Forbes.com discuss the contradiction of WWE
Feb 1, 2015 13:23:27 GMT -5
ritt works hard fo da chickens likes this
Post by carp (SPC, Itoh Respect Army) on Feb 1, 2015 13:23:27 GMT -5
Well.... there's a couple of things packaged in here, I think. Making up masses of people who agree with you to feel like your opinion is more true or valid ("EVERYONE thinks Reign sucks!!") is bad. But making up masses of people who DISAGREE with you to feel like you're thinking for yourself ("EVERYONE thinks Reigns sucks!") is no better. The fact that you want to "challenge accepted notions" seems to imply that you think it's necessary; it wouldn't occur to most people around here to think anything else. I don't know if that's how you mean it, but it's important to remember that groups of people can just agree: it isn't necessarily groupthink.
One thing about the Forbes article I think is related to what you said: they aren't necessarily comparing wrestling to wrestling. Raw ain't Breaking Bad, and we all know it. In one way, it's a "subjective opinion" that Raw's writing sucks, but if we dug into things like dramatic rise and fall, character consistency, giving characters clear motivations, etc., you're on more solid ground. "Good writing" being subjective doesn't mean we all have to just throw our hands up in the air and that's the end of that.
I'm also quite obviously not making up loads of people that think Reigns sucks, am I? A cursory glance over the front page would tell you that I'm on the money there.
If someone really wants to get into actual writing techniques than yeah, that would be more solid ground. But no-one ever does. I'd be pretty confident that if you take the majority opinion of this forum at given times throughout the last decade, Raw will have always sucked. I'm just challenging this idea that the content has been bad for the last 8 months, because 8 months ago I heard that 2013 was full of Authority promos and a Big Show push that no-one wanted, and it sucked. I haven't done a statistical analysis on it, but if I did, the majority opinion on here would be that Raw always sucks, that the content is always bad, and I'm simply saying that it's a ridiculous notion that a company's flagship TV programme is always so bad.
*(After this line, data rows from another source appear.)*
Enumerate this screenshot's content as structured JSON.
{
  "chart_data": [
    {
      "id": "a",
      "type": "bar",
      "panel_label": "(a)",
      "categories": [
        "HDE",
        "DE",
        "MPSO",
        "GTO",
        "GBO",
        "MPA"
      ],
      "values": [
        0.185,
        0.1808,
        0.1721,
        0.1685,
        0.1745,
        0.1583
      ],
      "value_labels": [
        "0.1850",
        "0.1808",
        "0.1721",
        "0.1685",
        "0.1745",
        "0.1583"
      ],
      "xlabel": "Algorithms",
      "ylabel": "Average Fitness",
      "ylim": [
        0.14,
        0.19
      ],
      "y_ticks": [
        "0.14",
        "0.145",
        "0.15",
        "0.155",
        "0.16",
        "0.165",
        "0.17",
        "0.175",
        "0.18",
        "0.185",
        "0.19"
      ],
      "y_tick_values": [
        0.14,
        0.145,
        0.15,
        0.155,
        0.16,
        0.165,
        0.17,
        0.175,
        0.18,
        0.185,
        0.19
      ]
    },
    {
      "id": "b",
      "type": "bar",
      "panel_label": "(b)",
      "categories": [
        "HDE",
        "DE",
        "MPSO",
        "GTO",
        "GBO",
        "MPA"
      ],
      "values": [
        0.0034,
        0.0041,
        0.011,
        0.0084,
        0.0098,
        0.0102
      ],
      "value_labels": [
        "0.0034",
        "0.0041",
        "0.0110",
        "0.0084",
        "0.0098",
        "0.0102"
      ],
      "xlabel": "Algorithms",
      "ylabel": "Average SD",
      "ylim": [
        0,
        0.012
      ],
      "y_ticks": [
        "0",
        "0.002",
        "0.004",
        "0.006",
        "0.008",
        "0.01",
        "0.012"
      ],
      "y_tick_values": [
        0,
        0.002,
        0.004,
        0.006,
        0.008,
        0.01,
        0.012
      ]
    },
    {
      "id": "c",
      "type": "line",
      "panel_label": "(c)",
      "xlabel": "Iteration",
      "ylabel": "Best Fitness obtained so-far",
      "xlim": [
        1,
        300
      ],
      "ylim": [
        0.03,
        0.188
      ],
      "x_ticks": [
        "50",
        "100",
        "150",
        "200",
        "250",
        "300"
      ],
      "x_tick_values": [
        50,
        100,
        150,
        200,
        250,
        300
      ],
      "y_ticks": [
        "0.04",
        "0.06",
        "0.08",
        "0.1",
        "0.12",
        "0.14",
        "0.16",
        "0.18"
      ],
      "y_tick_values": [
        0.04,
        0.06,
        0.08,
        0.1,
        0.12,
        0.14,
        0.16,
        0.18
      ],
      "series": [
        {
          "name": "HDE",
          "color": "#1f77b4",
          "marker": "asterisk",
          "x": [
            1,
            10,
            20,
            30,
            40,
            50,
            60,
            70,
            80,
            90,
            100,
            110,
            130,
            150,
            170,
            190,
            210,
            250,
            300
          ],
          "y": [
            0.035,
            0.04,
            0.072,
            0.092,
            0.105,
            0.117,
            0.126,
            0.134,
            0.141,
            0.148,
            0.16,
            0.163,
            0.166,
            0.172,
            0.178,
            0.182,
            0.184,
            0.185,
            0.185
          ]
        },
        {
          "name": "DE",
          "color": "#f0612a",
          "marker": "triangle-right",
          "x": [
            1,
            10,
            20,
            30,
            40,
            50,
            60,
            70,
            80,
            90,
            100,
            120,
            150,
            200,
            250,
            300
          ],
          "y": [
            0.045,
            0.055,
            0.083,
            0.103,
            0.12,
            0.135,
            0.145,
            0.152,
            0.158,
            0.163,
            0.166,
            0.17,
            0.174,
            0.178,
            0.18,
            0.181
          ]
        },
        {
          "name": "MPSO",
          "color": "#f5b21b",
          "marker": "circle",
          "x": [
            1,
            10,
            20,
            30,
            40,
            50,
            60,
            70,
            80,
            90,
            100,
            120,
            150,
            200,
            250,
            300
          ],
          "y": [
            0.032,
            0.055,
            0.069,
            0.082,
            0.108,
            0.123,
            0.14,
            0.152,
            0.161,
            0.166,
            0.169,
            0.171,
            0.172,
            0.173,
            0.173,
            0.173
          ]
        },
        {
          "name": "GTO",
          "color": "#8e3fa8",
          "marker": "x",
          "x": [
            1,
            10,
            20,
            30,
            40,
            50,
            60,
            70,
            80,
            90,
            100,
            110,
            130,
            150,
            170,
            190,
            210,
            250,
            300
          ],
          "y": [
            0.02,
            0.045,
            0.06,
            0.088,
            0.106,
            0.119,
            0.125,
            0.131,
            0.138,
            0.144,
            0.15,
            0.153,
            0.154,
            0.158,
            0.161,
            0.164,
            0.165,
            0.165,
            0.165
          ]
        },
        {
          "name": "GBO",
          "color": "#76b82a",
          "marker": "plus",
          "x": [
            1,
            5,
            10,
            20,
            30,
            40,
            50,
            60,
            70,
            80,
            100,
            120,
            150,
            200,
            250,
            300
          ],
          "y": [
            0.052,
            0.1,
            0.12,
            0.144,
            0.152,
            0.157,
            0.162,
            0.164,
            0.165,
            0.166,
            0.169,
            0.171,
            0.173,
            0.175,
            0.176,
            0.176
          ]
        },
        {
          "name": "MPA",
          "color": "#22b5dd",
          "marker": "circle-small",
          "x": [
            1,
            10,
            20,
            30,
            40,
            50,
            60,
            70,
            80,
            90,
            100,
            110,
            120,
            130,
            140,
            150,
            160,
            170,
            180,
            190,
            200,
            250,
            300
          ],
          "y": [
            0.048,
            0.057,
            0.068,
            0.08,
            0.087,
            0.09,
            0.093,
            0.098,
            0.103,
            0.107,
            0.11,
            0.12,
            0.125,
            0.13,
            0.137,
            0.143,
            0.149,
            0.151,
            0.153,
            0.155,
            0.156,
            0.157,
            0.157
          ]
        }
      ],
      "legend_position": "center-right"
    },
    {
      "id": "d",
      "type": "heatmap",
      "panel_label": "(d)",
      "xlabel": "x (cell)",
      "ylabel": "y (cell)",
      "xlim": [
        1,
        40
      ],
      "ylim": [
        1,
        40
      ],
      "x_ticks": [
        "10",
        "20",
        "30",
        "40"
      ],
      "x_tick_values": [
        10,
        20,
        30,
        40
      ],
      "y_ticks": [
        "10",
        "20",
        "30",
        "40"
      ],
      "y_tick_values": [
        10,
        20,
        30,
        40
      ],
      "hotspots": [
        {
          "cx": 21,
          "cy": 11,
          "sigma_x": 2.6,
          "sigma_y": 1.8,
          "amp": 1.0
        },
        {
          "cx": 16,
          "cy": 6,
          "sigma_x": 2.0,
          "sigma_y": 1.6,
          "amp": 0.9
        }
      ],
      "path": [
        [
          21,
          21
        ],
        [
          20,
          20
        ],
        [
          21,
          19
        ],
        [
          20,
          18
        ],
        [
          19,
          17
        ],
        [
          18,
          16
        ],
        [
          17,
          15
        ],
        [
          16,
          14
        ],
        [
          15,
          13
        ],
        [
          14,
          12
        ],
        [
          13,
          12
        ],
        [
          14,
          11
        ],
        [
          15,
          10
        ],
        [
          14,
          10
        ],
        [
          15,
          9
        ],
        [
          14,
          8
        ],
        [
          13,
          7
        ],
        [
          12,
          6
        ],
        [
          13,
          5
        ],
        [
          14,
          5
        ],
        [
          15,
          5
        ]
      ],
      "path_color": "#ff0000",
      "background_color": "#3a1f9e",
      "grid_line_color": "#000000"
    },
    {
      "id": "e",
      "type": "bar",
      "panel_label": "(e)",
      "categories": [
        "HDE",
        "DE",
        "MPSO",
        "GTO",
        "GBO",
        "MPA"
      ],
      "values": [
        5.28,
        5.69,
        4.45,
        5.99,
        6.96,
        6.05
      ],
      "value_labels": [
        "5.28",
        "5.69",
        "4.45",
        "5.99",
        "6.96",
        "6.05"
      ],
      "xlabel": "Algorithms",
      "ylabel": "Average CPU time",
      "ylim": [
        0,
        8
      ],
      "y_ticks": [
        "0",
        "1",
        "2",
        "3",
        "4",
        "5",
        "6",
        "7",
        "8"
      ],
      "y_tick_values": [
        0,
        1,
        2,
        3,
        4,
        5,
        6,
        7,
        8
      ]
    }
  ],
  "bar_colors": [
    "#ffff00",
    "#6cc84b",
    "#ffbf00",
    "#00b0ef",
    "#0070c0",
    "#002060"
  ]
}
I know you think there's groupthink, but there's two things about that I'm trying to point out. That's not necessarily true, and you don't seem to have any reason for believing it other than "I have the feeling that most people here agree about something and don't have great reasons for it." Both of the pieces of that are just a feeling, informed strongly by your own position as someone who disagrees. It's easy to be "pretty confident" about "majority opinion." Your confidence isn't alone compelling.
The other thing is: That whole mission of coming in and informing everybody about how groupthinky they've been is inherently condescending, especially with you portraying yourself as a lone voice of reason. I can't imagine it being helpful in the way you mean it.
And yes: Raw's writing is terrible. They don't know how to pay off a story, so everything just peters out. Their characters make no sense and it isn't clear what most of their motivations are. Things will stop and start so abruptly, there's never any rhythm or sense of tension.
I would be shocked if anyone can point at, say, the recent firing storyline and say it's good writing. No stakes, because everything that happens just gets reversed like two weeks later. No payoff to Ziggler's booking as the hero. No emotional growth from Cena getting his friends fired and then rehired. The whole thing's pointless, because it was building to the Rumble and none of them won, and now apparently they're all just moving on to other things.
I mean, you can say that it doesn't MATTER that it's bad writing, and I'd disagree with that, but at least I wouldn't stare at you open-mouthed, like I would it you said it was good. But TV writing has some pretty high standards these days, and Raw is down where with Glee at the bottom.